Can i suggest that you cease drinking alcohol of any kind for a week or two and get at least a weeks good sleep.....
Originally posted by greeneyedleo
Who the heck knows.....but Im sick of it.
Originally posted by Dissent
Possibly Chem-trails? I don't know, I'm just saying, If they are "real", It is kinda logical. to me.
I haven't had any of these symptoms, apart from headaches but I've had those of and on weekly for as long as i can remember. i also don't go out side much, except for when i have to shovel and throw snow.
But most of the stuff your all talking about is kinda normal for winter, Apart from the sheer number of people with this problemedit on 23-1-2011 by Dissent because: (no reason given)

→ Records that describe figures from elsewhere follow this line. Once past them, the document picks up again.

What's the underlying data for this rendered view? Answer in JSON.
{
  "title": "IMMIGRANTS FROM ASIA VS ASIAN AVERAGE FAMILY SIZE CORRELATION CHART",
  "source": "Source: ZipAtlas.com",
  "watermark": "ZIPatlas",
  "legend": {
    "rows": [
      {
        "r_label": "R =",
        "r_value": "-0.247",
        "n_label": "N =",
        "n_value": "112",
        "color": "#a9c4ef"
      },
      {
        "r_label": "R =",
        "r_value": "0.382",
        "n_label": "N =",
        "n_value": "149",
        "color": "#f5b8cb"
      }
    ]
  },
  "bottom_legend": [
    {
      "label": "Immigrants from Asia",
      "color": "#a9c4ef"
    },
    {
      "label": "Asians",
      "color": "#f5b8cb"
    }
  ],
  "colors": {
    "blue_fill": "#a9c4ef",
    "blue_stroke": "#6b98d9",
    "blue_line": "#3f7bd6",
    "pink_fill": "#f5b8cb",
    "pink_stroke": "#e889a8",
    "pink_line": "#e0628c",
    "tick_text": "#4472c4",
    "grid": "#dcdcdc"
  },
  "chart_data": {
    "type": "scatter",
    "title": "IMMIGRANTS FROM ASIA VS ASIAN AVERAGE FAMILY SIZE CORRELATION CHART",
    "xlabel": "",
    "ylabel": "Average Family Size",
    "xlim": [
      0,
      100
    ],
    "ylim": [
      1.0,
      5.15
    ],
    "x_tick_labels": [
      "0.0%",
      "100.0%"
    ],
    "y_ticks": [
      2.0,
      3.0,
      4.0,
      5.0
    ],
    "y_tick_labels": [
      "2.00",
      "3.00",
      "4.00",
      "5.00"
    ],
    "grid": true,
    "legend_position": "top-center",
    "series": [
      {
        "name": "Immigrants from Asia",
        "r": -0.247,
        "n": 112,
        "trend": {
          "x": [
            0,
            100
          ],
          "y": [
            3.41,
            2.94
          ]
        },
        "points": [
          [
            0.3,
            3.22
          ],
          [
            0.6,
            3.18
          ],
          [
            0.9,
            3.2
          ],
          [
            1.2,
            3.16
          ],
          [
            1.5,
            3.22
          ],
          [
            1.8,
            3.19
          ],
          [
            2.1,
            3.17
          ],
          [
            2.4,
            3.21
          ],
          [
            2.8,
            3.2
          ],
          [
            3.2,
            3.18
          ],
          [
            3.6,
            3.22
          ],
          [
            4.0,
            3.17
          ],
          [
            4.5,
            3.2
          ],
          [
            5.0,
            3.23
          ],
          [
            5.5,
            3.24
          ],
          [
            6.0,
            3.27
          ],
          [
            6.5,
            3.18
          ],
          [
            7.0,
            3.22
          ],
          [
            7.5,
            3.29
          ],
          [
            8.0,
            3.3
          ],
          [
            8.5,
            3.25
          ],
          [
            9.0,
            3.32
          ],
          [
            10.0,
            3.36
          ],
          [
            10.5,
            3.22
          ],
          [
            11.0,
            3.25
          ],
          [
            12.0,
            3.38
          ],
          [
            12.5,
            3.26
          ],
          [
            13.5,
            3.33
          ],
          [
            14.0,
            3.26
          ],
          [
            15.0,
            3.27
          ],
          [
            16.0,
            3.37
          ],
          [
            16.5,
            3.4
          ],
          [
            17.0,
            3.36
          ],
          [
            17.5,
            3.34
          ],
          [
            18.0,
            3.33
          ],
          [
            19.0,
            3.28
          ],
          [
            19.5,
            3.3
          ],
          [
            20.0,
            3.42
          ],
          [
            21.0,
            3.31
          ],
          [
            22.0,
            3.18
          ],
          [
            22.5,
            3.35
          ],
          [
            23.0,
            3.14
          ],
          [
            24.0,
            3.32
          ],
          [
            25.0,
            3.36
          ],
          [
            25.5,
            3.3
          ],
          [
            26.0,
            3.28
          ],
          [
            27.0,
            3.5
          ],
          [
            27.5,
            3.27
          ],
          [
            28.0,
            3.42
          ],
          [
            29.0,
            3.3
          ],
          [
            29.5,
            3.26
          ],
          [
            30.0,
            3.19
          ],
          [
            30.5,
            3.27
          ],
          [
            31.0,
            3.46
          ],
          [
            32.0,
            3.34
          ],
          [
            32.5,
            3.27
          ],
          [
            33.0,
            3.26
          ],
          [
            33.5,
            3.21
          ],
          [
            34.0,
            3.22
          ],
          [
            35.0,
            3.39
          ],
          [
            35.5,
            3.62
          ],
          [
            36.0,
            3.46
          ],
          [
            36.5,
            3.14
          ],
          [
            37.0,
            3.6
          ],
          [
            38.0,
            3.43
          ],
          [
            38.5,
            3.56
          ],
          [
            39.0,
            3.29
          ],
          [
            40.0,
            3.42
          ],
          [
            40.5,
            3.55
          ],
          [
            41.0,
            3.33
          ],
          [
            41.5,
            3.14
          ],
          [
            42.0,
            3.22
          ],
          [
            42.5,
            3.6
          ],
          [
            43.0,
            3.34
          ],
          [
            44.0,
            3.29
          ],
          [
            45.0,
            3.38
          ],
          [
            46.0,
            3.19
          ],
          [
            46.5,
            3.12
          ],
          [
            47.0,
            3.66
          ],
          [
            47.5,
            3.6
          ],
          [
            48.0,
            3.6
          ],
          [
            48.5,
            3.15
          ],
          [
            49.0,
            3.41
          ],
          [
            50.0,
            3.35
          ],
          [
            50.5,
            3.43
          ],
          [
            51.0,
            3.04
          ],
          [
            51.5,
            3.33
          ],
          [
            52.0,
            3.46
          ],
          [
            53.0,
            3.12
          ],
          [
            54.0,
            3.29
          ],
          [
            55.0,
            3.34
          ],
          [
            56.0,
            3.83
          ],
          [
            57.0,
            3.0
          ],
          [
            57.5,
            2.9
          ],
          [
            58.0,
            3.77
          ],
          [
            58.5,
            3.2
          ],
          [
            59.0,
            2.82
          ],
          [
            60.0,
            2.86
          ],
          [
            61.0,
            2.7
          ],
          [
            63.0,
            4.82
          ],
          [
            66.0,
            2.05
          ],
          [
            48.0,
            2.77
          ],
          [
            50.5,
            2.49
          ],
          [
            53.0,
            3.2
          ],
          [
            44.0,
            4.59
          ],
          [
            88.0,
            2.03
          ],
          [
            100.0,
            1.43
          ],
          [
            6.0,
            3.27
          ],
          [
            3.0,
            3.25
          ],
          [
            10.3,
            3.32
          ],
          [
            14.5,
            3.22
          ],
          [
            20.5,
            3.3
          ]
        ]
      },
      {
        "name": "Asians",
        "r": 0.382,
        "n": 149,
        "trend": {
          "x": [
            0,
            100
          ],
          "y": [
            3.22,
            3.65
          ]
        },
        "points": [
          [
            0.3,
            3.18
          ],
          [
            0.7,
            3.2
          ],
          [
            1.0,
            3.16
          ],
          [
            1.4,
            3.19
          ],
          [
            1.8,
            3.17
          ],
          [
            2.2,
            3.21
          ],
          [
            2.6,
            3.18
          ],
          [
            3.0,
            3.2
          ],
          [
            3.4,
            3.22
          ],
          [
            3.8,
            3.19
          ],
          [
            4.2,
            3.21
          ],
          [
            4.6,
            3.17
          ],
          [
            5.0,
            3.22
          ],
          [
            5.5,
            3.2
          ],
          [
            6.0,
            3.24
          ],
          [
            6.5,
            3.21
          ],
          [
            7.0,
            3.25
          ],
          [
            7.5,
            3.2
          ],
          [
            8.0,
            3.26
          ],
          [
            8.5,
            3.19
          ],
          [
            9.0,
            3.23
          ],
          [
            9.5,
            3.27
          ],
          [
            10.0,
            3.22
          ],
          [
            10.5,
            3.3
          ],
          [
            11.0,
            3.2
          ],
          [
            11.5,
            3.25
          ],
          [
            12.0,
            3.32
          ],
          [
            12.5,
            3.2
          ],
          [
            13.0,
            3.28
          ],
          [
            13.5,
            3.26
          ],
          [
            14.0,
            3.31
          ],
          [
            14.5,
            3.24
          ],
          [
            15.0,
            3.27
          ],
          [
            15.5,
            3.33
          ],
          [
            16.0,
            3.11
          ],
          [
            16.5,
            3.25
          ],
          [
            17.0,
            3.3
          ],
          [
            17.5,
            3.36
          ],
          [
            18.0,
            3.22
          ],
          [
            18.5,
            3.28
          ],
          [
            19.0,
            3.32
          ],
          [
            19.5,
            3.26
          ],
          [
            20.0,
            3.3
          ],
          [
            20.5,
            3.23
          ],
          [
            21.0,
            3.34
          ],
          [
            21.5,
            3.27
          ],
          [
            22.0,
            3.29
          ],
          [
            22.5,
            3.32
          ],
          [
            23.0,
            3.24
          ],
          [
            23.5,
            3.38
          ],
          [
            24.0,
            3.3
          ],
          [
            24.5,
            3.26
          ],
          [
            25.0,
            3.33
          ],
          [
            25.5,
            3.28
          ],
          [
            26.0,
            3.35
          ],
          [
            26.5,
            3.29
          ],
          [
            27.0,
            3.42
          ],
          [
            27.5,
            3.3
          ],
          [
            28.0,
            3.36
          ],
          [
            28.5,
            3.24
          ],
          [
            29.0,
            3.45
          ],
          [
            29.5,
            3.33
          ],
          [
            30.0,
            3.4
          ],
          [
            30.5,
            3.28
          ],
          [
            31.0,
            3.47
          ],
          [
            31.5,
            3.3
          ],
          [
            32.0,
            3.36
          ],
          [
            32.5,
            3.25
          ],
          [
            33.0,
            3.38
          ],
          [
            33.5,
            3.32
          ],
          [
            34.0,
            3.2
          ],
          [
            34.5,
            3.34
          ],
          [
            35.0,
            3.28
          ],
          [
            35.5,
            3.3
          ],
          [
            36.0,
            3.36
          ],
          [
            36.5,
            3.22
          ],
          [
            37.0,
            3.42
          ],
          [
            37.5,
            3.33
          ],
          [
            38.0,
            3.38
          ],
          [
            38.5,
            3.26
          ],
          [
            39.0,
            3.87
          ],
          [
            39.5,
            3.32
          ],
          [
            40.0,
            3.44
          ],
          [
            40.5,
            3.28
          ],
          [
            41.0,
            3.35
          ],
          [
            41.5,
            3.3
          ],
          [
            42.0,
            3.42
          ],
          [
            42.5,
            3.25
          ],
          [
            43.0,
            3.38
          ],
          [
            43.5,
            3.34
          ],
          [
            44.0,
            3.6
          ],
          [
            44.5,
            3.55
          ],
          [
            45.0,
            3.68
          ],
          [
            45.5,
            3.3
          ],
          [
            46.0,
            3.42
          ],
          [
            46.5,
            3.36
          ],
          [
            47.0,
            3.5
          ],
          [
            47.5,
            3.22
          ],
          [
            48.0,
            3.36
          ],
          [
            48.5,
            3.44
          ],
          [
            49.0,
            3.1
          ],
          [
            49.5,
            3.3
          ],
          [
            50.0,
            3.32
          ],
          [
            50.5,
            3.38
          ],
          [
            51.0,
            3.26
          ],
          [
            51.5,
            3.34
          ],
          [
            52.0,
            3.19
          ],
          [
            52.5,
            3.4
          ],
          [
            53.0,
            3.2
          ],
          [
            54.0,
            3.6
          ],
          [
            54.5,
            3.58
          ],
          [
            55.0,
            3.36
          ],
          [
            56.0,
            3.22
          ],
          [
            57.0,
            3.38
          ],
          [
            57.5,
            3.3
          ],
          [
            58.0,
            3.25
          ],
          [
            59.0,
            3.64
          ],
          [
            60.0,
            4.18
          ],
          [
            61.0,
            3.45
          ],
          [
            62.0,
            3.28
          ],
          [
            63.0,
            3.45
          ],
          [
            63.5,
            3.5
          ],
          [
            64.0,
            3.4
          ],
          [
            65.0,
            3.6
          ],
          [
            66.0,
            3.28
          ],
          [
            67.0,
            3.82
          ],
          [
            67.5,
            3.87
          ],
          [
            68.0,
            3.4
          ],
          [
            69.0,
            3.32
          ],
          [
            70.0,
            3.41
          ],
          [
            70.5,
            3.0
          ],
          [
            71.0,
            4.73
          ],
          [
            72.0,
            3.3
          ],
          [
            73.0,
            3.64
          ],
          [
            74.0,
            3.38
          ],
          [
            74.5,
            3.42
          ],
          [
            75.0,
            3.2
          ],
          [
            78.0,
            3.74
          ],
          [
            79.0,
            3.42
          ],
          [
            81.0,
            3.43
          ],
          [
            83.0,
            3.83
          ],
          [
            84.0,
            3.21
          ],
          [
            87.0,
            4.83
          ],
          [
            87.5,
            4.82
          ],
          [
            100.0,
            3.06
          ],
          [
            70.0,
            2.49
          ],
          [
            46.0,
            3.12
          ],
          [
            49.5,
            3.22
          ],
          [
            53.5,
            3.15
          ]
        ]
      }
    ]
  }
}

Originally posted by Skywatcher2011
reply to post by jontap
I'm having no problems with my sinuses here in Canada.
...this is happening to every single person i know. ALL OF THEM. the people who have this all say that this is completely new and not typical of them ever.
What do you think is causing this? It is definitely something to get checked on with your doctor and write a daily journal to record any unusual changes that may progress from your current condition. I hope you and your friends get well soon. You must feel quite distressed over not knowing the cause of your symptoms.